Appaiono essere così per te; ma lo sai il perché? Non sono

altro che le cose antiche, ritenute vecchie, assodate e quindi,

a un certo punto, dimenticate da te. Ed è proprio per questo

che ti sentivi solo. Ti mancava la sorgente iniziale, la base,

il fondamento, tutto ciò su cui poter eseguire. Ed ecco che

ora ti sembrano cose nuove; ma non stai facendo altro che

recuperare, attraverso il mio aiuto, quelle cose fondamentali:

rispolverarle, ritrovare il senso e il valore di esse...
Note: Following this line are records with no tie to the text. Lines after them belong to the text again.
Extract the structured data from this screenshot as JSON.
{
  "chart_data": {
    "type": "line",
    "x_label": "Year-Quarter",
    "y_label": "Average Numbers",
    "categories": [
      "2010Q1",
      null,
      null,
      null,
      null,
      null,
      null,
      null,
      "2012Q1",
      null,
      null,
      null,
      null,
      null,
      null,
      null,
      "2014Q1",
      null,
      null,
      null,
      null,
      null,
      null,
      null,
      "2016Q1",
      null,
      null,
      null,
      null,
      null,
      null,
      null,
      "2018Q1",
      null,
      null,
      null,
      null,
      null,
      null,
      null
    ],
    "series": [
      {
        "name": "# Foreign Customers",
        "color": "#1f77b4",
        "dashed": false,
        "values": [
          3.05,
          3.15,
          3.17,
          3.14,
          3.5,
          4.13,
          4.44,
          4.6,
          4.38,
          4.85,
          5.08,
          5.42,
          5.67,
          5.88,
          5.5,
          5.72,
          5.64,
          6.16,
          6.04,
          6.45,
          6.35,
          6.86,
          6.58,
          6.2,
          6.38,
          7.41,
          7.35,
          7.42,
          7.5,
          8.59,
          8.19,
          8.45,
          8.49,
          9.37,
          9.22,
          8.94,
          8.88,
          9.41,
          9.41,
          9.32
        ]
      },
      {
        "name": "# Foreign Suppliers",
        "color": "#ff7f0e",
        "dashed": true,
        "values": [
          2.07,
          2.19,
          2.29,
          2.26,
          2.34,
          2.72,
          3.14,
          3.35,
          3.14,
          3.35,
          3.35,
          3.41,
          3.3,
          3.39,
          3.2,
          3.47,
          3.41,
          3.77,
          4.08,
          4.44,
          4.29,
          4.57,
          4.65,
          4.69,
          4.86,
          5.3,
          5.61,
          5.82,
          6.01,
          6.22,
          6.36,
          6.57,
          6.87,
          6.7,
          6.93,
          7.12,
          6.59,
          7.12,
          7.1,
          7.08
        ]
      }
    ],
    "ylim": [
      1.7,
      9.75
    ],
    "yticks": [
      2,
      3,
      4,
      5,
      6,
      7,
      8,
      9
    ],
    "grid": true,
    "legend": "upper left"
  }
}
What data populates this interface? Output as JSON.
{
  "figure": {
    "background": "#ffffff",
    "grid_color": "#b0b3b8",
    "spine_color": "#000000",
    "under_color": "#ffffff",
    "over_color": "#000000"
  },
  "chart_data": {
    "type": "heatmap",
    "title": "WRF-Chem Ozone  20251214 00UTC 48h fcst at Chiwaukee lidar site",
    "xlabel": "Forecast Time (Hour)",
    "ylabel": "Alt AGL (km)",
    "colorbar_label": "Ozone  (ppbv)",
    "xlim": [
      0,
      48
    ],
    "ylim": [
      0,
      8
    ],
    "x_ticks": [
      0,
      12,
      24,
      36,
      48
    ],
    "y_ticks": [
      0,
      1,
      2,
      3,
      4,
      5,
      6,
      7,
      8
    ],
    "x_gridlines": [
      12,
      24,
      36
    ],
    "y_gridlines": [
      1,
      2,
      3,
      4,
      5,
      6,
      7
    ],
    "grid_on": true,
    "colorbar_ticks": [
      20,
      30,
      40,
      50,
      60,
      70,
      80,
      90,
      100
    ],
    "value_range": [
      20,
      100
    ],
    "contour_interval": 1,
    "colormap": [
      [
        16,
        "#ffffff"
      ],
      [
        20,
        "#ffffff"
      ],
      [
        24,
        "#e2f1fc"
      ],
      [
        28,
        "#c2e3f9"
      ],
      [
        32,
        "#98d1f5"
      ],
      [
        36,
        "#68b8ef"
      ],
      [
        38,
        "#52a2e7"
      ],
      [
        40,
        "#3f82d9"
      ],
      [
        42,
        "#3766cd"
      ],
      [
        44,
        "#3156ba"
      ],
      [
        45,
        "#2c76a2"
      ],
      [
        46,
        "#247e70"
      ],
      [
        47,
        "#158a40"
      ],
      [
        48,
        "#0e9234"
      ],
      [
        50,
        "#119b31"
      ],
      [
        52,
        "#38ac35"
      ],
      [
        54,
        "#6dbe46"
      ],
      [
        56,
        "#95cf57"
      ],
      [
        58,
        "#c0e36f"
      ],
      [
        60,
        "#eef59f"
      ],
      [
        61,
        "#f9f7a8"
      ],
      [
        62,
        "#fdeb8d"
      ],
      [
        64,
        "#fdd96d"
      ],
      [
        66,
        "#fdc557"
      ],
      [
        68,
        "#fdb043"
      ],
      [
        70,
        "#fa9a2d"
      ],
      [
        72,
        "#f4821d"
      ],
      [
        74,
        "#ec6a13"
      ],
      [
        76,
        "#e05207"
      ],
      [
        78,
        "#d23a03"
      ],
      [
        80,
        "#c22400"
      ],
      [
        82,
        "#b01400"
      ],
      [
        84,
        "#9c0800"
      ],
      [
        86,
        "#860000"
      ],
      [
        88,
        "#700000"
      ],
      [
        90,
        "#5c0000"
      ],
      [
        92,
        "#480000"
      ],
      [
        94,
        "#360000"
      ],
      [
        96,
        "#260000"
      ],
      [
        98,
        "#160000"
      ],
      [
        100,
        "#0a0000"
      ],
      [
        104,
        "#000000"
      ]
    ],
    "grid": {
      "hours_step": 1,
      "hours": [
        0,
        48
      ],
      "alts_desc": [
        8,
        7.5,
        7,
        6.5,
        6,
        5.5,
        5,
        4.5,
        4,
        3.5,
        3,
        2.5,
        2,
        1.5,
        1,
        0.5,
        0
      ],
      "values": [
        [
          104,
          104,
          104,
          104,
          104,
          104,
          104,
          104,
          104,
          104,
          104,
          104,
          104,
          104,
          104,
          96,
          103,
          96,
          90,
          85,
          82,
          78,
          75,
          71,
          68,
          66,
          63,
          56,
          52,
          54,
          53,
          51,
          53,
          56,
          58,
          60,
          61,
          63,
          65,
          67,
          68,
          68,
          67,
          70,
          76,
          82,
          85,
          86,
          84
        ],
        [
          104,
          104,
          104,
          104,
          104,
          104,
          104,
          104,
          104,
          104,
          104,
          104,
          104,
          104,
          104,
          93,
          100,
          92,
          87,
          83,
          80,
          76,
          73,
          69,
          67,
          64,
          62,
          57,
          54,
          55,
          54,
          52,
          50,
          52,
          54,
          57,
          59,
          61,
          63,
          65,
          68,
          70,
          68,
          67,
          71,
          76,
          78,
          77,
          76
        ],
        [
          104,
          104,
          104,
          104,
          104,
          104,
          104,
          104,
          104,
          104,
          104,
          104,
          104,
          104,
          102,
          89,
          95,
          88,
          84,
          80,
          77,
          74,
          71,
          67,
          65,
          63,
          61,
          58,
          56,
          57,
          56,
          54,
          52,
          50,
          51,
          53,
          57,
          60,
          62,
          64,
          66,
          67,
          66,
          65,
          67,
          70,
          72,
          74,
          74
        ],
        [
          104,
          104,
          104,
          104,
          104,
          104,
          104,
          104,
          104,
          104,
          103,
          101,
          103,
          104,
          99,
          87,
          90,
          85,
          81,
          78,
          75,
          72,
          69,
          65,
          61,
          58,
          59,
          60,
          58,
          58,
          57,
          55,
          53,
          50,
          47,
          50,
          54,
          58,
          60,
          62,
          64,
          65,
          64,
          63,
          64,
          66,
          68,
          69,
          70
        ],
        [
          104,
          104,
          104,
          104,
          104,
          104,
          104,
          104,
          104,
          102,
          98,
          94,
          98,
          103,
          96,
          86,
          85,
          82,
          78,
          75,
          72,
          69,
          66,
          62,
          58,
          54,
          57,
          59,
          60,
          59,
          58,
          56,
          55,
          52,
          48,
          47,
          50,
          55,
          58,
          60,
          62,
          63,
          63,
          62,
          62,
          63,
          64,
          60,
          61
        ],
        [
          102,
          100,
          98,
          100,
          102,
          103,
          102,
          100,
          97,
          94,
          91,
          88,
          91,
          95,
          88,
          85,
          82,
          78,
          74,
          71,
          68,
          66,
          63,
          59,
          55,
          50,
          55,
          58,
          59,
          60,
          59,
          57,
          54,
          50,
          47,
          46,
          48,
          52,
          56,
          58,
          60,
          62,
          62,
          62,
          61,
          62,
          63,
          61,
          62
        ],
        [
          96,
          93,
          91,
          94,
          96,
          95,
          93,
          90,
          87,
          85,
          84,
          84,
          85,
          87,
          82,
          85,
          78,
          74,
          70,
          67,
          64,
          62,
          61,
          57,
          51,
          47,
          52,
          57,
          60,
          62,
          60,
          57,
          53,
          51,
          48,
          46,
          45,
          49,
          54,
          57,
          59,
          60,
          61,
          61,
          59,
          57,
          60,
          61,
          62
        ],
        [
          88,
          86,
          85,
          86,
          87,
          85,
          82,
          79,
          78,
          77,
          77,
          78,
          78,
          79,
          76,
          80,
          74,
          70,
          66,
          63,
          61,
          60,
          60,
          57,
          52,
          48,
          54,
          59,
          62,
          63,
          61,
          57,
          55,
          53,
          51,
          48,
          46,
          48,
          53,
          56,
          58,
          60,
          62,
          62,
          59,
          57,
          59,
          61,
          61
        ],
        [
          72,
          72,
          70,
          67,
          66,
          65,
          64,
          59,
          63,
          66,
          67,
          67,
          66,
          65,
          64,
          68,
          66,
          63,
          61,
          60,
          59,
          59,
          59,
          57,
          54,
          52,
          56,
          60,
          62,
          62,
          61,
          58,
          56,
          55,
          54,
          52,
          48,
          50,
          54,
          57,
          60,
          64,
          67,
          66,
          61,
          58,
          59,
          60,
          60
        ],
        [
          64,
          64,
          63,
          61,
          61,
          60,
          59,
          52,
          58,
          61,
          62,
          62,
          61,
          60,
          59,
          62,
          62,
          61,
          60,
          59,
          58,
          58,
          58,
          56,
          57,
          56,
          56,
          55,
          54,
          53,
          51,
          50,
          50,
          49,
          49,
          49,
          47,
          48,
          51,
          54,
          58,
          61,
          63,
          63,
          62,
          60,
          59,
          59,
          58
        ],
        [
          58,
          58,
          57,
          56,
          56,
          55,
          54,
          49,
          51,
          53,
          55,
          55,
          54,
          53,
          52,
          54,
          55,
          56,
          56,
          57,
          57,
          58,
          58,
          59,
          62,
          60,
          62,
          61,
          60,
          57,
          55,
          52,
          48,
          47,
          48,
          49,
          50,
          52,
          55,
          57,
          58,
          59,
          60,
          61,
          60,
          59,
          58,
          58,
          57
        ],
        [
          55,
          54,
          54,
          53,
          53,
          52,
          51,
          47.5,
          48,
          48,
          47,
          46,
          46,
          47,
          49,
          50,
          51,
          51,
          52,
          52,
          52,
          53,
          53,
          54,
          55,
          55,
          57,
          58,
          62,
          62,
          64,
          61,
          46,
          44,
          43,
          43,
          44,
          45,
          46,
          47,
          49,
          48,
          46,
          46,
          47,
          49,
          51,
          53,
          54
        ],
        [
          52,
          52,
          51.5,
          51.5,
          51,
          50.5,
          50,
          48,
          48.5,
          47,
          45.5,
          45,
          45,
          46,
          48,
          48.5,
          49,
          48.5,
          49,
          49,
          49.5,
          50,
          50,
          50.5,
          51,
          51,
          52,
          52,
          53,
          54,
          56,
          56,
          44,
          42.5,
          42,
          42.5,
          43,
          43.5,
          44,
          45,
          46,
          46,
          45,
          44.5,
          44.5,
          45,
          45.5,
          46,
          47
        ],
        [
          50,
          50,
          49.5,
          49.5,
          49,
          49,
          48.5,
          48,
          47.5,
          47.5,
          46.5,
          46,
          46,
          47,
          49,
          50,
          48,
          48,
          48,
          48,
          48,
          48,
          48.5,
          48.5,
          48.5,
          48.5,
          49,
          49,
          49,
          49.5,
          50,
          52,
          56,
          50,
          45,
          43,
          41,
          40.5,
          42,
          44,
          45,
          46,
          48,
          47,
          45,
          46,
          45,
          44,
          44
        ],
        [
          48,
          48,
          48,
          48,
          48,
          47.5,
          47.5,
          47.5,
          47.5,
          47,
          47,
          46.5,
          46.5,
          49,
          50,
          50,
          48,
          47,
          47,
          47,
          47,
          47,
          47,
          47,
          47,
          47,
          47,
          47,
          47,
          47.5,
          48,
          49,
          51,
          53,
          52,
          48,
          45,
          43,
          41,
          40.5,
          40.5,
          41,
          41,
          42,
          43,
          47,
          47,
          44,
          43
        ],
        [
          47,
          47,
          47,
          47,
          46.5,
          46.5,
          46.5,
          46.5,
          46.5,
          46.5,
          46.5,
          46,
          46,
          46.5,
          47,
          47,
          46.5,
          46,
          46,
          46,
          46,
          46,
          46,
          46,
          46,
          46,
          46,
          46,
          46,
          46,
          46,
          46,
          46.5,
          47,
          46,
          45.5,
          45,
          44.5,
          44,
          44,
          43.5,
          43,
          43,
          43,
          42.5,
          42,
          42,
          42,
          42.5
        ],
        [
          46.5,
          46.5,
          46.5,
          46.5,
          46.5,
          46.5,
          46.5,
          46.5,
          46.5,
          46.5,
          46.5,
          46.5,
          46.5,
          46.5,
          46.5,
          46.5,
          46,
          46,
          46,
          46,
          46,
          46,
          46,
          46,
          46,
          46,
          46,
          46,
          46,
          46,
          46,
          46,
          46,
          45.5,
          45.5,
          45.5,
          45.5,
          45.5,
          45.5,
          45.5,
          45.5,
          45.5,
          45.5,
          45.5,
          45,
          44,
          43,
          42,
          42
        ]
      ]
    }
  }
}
altro che cose nuove! Si trattava proprio di ritornare alla

sorgente del tuo suonare, al senso, ai motivi che ti hanno

portato all’esecuzione. E mentre torni alle sorgenti e

all’inizio di tutto te stesso, ti pare di rinascere, di ringiovanire,

di recuperare,... Pensa all’assurdità: ringiovanire tornando

al passato, mentre stavi prima invecchiando andando

al futuro”.

“Mi rendo conto ora, maestro, che queste prove fatte,

senza questo profondo significato, mi stavano a poco a

poco rovinando, e che avrebbero finito per rovinare, prima

o poi, anche tutti gli altri strumenti, tutto il concerto. Ma

sa, la fretta, il bisogno di aver fatto tutto entro la tal data,

la smania di una perfetta esecuzione, tutte queste cose

sembravano diventare le più importanti”. “Già... e più

importanti della stessa musica! Avresti così eseguito un

concerto con una perfetta esecuzione, ma senza musica”.

“Avremmo anche rovinato la musica andando avanti così,

maestro?”. “No, questo no. La musica è un valore massimo,

è infinita; non l’avreste sicuramente rovinata. Ma il

guaio è che non l’avreste gustata voi, non avreste potuto

sentirla dentro di voi: voi vi sareste rovinati con la vostra

stessa esecuzione”. “...E ora?”. “Torniamo alle prove.

Vedrai come tutto ora sarà diverso, per te e per tutti; e il

giorno del concerto proveremo il senso della musica,

entreremo nel suo vivo, nella sua vita”. “Me lo auguro,

maestro!”. “Il tuo augurio sia il tuo suono”. “Et-ci!”.